Philippe Awat nous charme avec sa Tempête maîtrisée

Un décor magnifique d’une vague / navire dont on ne peut échapper à l’attraction

La récompense, quand elle vient, est toujours méritée. Avec son Prospéro, Philippe Awat vit à nouveau une belle rencontre avec le public. En pleine continuité du succès obtenu avec son Roi nu, fable anti-totalitariste d’Evguéni Schwartz adaptée de trois contes d’Andersen qu’il avait su présenter avec une scénographie audacieuse et une gestion d’acteur passionnée. Ici, avec son cher Shakespeare – il a déjà monté Le Songe d’une nuit d’été, Philippe Awat se confronte à la pièce crépusculaire de l’auteur et c’est une réussite saluée par la presse et les professionnels. Ce qui, comme on sait et comme je le répète à l’envi, est essentiel pour la vie de tout spectacle (sa tournée *) et la vie même des compagnies. Celle du Feu Follet devrait affirmer avec ce succès un point d’ancrage plus fort encore.
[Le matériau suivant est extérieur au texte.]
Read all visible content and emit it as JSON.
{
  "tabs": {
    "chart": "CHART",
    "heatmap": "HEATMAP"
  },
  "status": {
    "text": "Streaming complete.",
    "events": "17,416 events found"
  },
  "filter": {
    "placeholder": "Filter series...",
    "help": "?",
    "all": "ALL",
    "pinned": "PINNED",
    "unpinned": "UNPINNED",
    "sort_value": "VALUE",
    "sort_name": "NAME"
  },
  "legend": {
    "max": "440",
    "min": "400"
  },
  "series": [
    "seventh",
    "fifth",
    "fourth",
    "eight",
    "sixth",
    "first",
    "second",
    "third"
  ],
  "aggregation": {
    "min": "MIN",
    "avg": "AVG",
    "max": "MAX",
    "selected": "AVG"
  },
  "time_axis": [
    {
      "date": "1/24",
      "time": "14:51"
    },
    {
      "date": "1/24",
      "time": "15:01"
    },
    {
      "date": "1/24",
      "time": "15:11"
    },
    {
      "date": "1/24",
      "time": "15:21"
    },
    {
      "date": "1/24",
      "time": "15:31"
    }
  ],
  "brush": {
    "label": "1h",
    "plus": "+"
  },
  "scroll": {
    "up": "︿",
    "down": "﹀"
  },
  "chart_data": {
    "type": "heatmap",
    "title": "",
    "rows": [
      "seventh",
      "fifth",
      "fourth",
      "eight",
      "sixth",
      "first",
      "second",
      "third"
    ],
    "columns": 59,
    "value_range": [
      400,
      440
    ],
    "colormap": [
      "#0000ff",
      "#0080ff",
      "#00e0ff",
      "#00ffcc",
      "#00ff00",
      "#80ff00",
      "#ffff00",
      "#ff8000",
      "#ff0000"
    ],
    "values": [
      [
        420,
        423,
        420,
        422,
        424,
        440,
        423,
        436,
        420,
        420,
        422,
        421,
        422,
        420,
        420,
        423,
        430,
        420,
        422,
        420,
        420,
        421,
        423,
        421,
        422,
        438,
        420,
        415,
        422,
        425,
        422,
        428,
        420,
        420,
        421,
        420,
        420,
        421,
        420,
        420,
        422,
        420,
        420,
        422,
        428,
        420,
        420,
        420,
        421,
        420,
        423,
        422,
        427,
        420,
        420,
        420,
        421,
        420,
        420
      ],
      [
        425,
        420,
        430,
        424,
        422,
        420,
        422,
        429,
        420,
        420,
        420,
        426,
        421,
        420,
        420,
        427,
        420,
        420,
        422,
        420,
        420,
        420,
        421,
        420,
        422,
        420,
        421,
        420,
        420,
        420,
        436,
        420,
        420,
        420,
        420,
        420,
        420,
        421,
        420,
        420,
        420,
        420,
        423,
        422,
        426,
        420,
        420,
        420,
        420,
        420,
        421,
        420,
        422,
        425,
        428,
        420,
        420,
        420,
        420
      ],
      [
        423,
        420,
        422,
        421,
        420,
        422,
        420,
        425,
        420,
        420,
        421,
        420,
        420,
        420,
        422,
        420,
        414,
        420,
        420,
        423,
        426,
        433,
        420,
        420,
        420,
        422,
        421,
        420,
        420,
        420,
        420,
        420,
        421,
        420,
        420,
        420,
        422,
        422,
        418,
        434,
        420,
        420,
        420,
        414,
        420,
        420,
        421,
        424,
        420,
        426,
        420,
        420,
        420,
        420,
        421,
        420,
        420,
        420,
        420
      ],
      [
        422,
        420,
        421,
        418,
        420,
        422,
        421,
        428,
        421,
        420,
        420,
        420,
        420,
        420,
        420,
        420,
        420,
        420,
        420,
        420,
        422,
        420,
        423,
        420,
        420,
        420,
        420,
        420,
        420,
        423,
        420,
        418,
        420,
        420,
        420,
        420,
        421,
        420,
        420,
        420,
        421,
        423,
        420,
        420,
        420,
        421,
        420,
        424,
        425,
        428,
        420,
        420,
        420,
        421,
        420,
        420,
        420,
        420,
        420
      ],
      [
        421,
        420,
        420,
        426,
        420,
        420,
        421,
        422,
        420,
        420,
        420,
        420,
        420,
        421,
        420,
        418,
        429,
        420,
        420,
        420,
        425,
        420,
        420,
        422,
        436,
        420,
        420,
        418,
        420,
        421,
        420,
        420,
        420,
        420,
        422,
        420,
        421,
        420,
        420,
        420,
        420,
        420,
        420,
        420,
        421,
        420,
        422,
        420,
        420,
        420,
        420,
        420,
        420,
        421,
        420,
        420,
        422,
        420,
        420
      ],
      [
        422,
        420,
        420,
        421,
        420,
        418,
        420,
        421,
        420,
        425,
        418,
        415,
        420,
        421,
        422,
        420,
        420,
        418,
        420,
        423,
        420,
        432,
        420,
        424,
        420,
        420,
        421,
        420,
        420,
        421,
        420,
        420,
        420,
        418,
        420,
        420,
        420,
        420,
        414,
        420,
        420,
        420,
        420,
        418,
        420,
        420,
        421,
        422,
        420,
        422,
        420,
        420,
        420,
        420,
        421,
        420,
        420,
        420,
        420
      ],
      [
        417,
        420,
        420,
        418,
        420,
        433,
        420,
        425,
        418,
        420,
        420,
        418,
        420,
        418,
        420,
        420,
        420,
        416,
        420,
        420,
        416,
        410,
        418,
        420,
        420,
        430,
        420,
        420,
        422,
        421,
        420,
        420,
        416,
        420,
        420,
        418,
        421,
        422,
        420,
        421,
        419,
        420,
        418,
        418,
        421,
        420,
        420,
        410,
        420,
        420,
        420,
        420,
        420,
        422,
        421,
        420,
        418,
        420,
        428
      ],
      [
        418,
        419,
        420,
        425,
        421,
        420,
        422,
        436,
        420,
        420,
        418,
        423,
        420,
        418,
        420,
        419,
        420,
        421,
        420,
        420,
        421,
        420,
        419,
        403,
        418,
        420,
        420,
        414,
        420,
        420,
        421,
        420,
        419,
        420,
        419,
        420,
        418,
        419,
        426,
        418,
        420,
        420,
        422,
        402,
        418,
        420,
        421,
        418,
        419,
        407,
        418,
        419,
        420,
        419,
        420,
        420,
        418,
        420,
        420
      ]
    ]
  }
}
La mise en scène propose des images, toujours fortes chez Philippe Awat, qu’on ne peut oublier et qui sont au service direct du propos. Nous assistons à une véritable tempête. Il faut dire qu’il a eu l’intelligence et a pris le risque de faire appel à Clément Debailleul et Raphaël Navaro et leur compagnie 14:20. Ces magiciens du théâtre que l’on qualifie parfois d’illusion font ici – littéralement – s’envoler Ariel. C’était bien une prise de risque qu’introduire une telle prestation dans un jeu de comédiens « classiques »  et qu’elle ne viennent pas s’ajouter uniquement comme un outil cosmétique décoratif. C’est tout simplement réussi. Philippe Awat, homme de théâtre complet, franchit aujourd’hui un pas important. Lui qui fut comédien de grands metteurs en scène (Declan Donellan, Christophe Rauck, Elisabeth Chailloux, Adel Hakim, Magali Léris, entre autres), confirme son intérêt mais surtout sa capacité à monter « les grands textes ». Quand on sait qu’il aime par ailleurs se promener dans les établissements scolaires, s’occuper de pratiques d’amateurs et faire de la formation, on se dit que son parcours est à suivre.

Et avec plaisir car l’homme, comme son théâtre, est réjouissant.

* Maison des Arts de Créteil jusqu’au 26 novembre, à 20h. Durée : 2h10. Une longue tournée suit qui passe par Châtenay-Malabry, Maubeuge, Villejuif, Cachan; Chelles, Champigny, Fontenay-aux-Roses, Colombes, Saint-Maur, Vélizy, Evry, Alfortville, Colmar, pour donner quelques indications jusqu’au printemps.